IOM Conducts Smuggling of Migrants Training for Georgian Law Enforcement Bodies in Akhlatsikhe

5 – 7 June 2017                       

Under the EU-funded More for More project IOM delivered training this week IOM delivered training in Tbilisi to Border Police, Patrol Police and Central Criminal Police officers in Akhaltsikhe.  The location of the training was specifically chosen as many of the irregular border crossings from Georgia into Turkey (and to a lesser extent in the opposite direction) take place in the Samtskhe-Javakheti region.  The training course included the Georgian laws on smuggling of migrants, the indicators for effectively identifying smuggled migrants and smugglers as well as taking account of the broader regional context and international situation.  The group of 20 officers also participated in practical exercises that highlighted the necessity for cross-border information sharing and the role of intelligence-led policing in crime prevention.

The volume of smuggling of migrants across the border from Georgia to Turkey has certainly diminished from its peak in the fourth quarter of 2015 but it remains clear that Georgia is a transit target for organized criminals, who channel migrants from origin countries in Asia and Africa to Turkey.
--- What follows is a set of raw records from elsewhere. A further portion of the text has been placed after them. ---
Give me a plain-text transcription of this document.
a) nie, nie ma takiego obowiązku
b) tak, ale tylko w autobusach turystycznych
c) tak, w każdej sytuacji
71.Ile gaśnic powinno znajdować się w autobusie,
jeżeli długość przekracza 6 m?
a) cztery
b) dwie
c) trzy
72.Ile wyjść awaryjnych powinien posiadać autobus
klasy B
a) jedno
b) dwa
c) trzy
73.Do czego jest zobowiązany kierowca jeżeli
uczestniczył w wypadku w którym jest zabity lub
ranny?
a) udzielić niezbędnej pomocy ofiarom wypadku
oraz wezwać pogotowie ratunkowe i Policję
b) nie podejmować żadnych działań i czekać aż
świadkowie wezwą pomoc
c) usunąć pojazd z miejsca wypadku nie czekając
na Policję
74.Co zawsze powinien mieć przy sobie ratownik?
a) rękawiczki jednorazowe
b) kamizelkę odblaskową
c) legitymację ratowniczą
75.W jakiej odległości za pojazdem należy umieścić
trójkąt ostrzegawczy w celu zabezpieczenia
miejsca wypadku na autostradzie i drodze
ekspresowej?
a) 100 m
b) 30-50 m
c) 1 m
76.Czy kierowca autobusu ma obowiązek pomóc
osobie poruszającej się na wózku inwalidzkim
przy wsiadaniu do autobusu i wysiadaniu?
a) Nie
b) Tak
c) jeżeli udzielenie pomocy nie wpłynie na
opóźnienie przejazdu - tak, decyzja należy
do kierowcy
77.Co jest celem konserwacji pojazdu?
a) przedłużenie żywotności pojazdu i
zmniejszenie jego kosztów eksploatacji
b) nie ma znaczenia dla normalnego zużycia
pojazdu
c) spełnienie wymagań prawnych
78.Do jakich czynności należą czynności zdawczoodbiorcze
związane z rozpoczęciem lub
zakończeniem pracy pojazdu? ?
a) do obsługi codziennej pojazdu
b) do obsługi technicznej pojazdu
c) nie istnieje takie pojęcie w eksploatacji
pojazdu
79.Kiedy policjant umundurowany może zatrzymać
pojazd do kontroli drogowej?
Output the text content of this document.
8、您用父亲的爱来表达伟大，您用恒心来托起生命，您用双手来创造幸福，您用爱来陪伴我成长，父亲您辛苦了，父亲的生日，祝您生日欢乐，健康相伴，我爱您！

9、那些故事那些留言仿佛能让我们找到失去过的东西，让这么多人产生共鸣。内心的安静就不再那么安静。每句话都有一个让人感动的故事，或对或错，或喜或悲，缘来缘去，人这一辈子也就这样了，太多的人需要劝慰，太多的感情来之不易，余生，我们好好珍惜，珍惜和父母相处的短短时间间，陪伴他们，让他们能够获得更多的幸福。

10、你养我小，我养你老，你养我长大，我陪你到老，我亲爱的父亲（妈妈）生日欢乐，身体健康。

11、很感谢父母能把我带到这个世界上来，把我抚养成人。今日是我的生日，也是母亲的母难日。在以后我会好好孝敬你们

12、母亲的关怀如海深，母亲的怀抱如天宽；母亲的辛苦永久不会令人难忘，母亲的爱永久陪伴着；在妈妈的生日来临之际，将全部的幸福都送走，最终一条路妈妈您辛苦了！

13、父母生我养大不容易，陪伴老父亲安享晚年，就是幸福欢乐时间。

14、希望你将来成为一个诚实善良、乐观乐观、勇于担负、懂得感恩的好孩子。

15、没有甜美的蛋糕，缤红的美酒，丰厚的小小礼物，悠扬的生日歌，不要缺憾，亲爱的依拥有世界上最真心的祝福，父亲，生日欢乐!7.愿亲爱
Georgia’s relaxed admission policies remain a facilitating factor and additionally organized smugglers are aware that law enforcement capacities in Georgia are often not sufficient to get to grips with the international networks behind international smuggling operations.  It remains the case in Georgia that successful prosecutions of migrants for illegal crossing of the state border massively outnumber successful prosecutions of organized migrant smugglers.  IOM will continue to press for a change in emphasis such that organized criminals are the main focus for law enforcement rather than the often desperate and vulnerable migrants.